MuSiC (Wang et al. 2019) does not pre-select marker genes but rather weights marker genes from low to high variance between subjects. It then performs non-negative least squares (NNLS)-regression to obtain cell-type estimates. To improve performance on closely related cell-types MuSiC incorporates hierarchical information from unsupervised clustering: It first deconvolves a gene expression profile into coarse cell-type clusters and subsequently uses more specific marker genes to estimate subtypes within these clusters. A recent extension of the MuSiC framework(Sosina et al., n.d.) addresses different mRNA contents of different cell-types, enabling MuSiC to generate absolute scores that can be compared both between samples and cell-types.
Scaden (Menden et al. 2020) leverages a deep neural network (DNN) for estimating cell-type proportions. Instead of explicitly building a signature matrix, the DNN implicitly learns which features are important for a certain cell type.
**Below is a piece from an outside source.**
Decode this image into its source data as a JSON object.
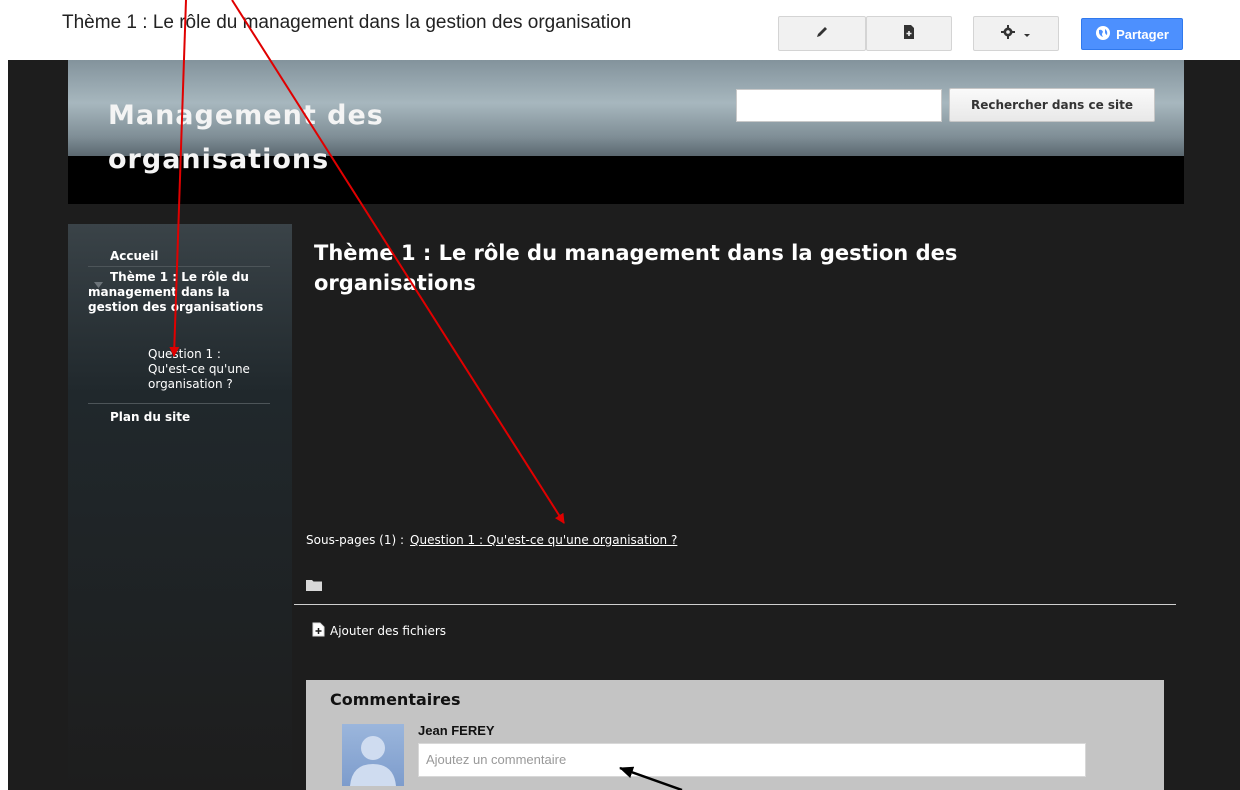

The DNN is trained by simulating bulk RNA-seq samples with known cell-type proportions from scRNA-seq datasets. To increase robustness, the training process allows to flexibly integrate multiple scRNA-seq datasets and, optionally, bulk RNA-seq samples with “gold standard” measurements such as FACS.
SCDC (Dong et al. 2020) is an extension to the MuSiC framework(Wang et al., 2019). It adds an additional scaling step to down-weight the impact of aberrant genes on the prediction and a filtering strategy for misclassified cells and doublets. Most importantly, it adds an Ensemble layer allowing for a combined prediction on multiple, independent scRNA-seq datasets. The latter implicitly addresses batch effects between datasets and has been shown to improve robustness and overall performance.